The American Correctional Association (ACA; called the National Prison Association before 1954) is a private, non-profit, non-governmental trade association and accrediting body for the corrections industry, the oldest and largest such association in the world. The organization was founded in 1870 and has a significant place in the history of prison reform in the U.S.
ACA accredits over 900 prisons, jails, community residential centers (halfway houses) and various other corrections facilities in the U.S. and internationally, using their independently published standards manuals. Approximately 80 percent of all U.S. state departments of corrections and youth services are active participants. Also included are programs and facilities operated by the Federal Bureau of Prisons and the private sector.
Shane Bauer of Mother Jones wrote that the ACA functions as "the closest thing [the United States has] to a national regulatory body for prisons" in addition to being the American correctional industry's trade association.
The ACA was founded under the name National Prison Association. The driving creative force was Enoch Cobb Wines, a minister and reformer who organized an 1870 congress in Cleveland, hoping to introduce the principles of the progressive New York Prison Association to a national stage. Former U.S. President Rutherford B. Hayes served as the organization's first president in 1883. Hayes "missed no opportunity to speak with well-informed sincerity about more effective and more humane ways of dealing with offenders". He remained president until his death ten years later.

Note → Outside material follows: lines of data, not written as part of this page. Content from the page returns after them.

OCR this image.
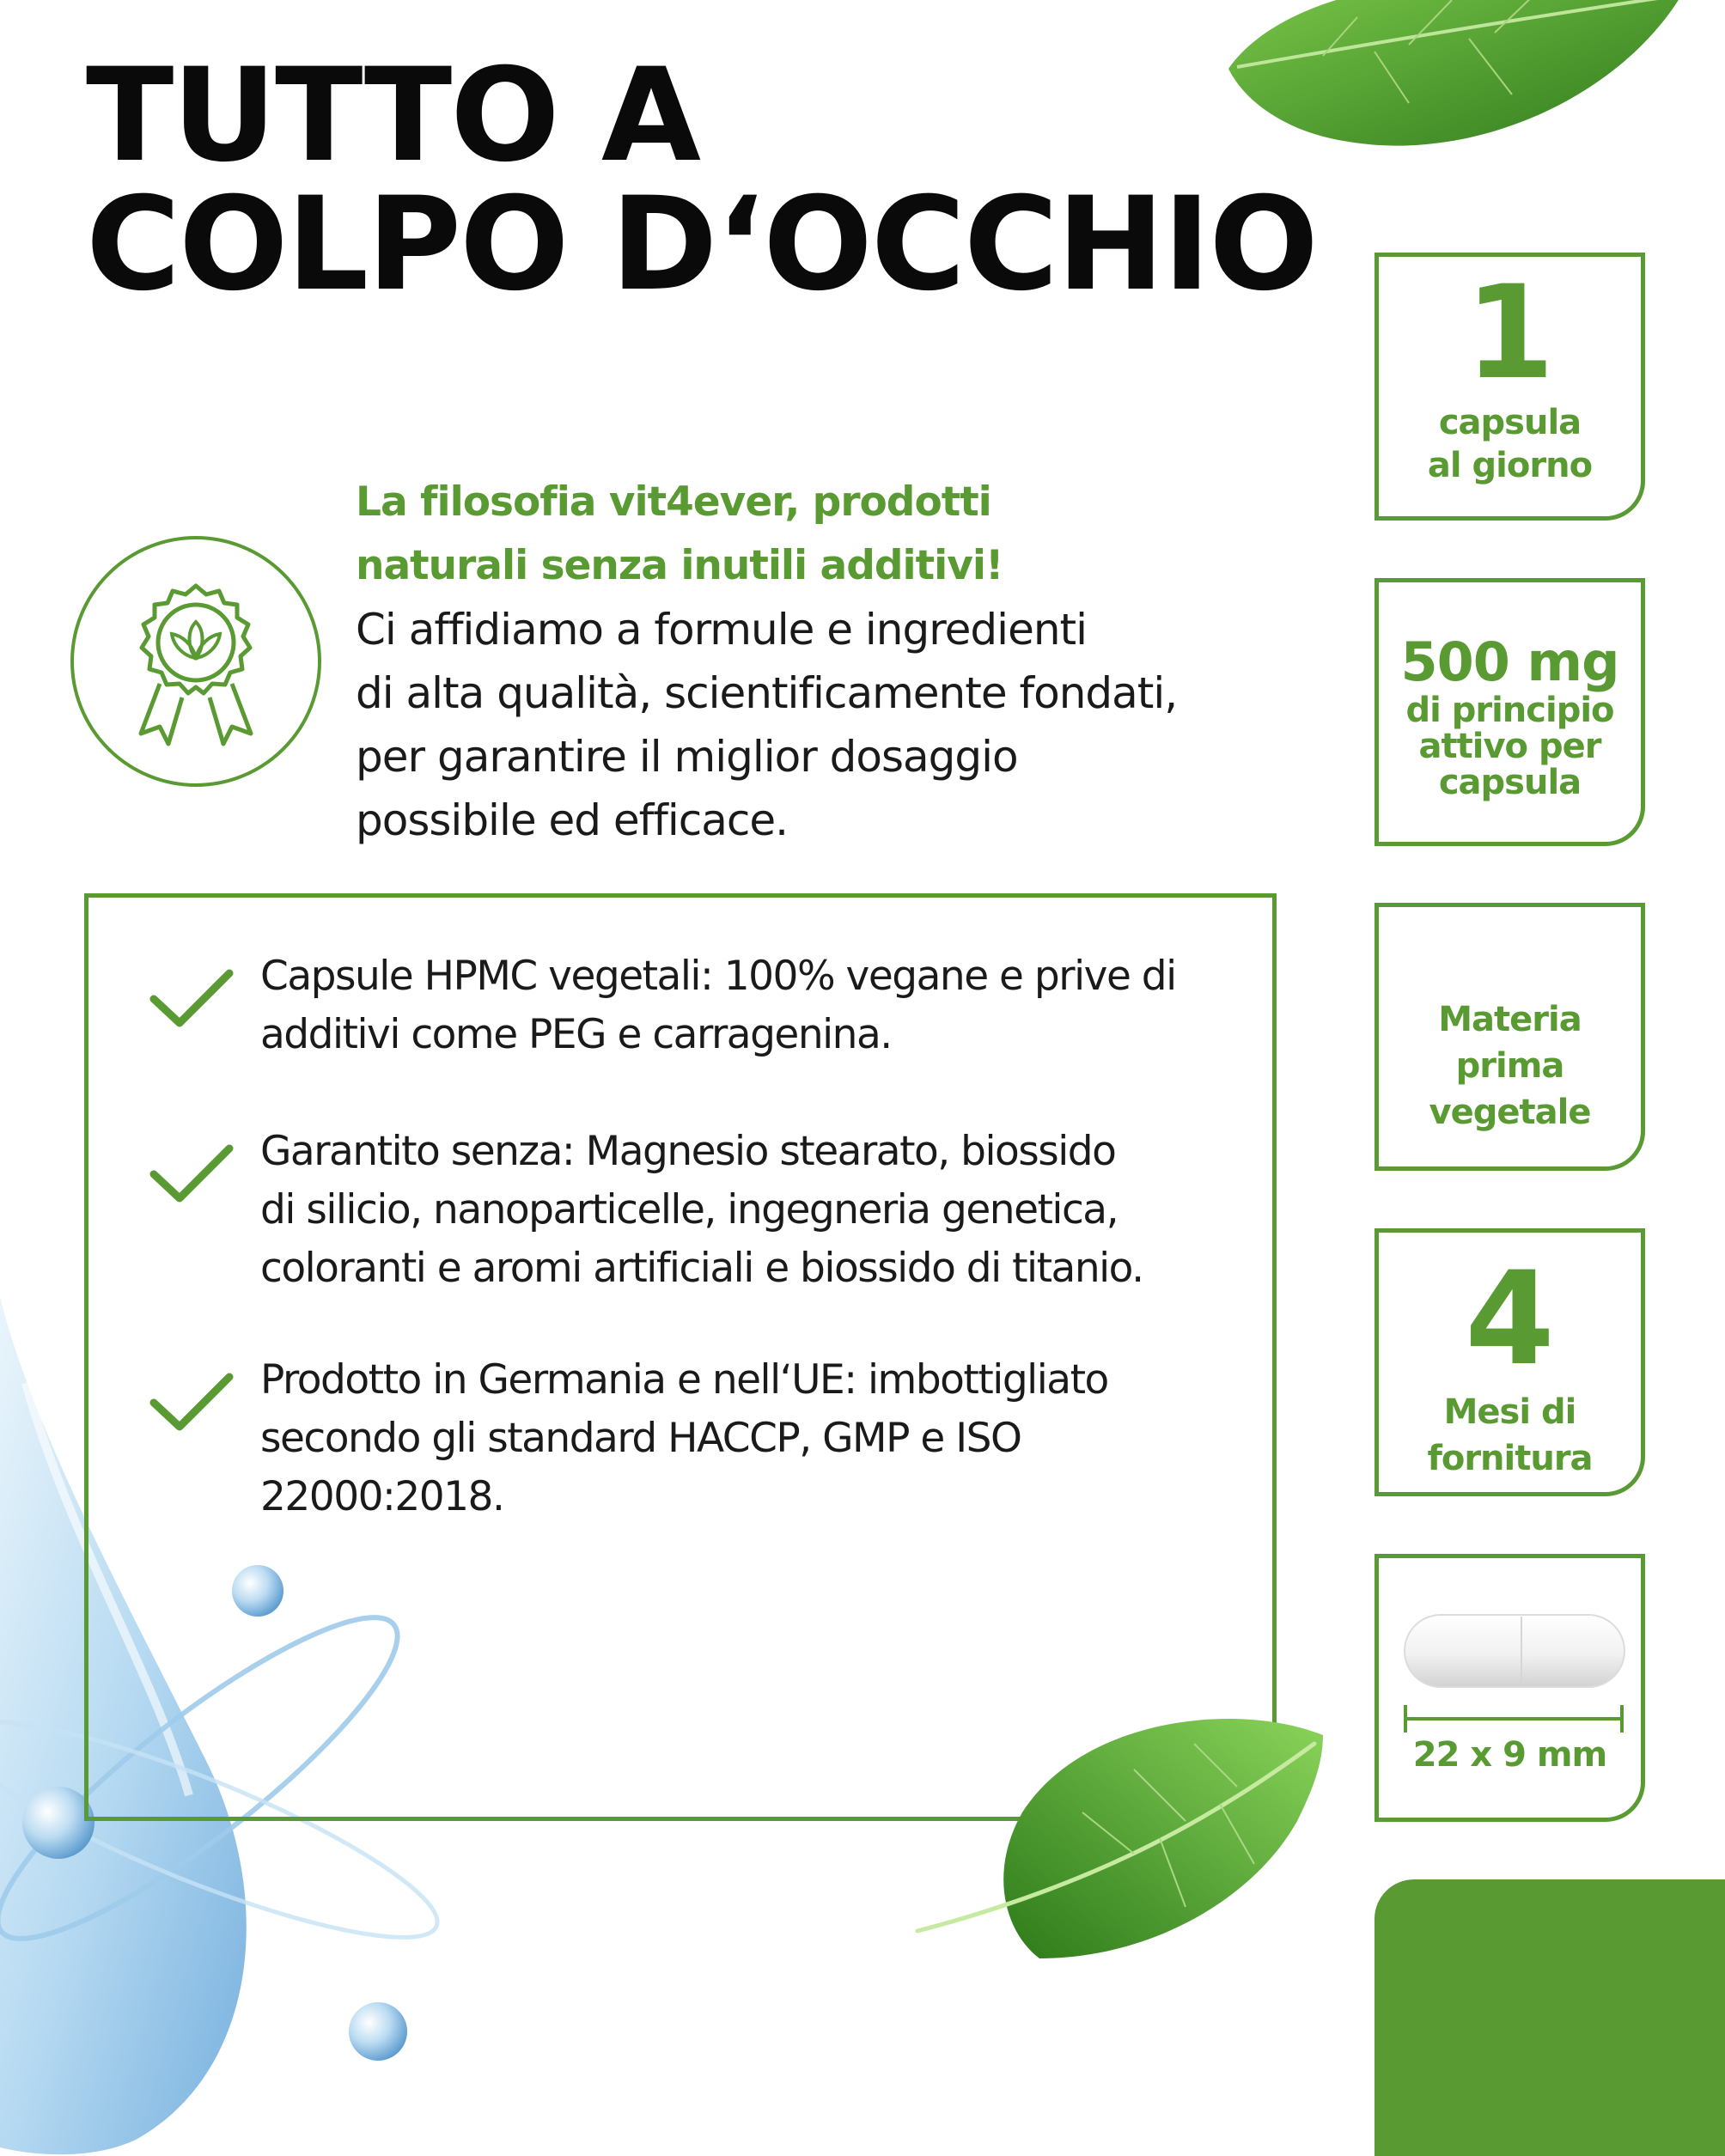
TUTTO A
COLPO D‘OCCHIO

La filosofia vit4ever, prodotti
naturali senza inutili additivi!

Ci affidiamo a formule e ingredienti
di alta qualità, scientificamente fondati,
per garantire il miglior dosaggio
possibile ed efficace.

Capsule HPMC vegetali: 100% vegane e prive di
additivi come PEG e carragenina.

Garantito senza: Magnesio stearato, biossido
di silicio, nanoparticelle, ingegneria genetica,
coloranti e aromi artificiali e biossido di titanio.

Prodotto in Germania e nell‘UE: imbottigliato
secondo gli standard HACCP, GMP e ISO
22000:2018.

1
capsula
al giorno
500 mg
di principio
attivo per
capsula
Materia prima
vegetale
4
Mesi di
fornitura
22 x 9 mm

Roeliff Brinkerhoff, an Ohio publisher, political figure and frequent Hayes ally, succeeded Hayes as the association president. For the next twenty years, Brinkerhoff used the NPA as a platform to pursue basic correctional reforms such as the separation of state and federal prison systems, and the idea of parole, then a relatively new concept. With Brinkerhoff's influence, the state of Ohio passed a state parole law in 1885, the nation's first.
The organization's name was officially changed in 1954 to more accurately reflect the organization's philosophy and scope.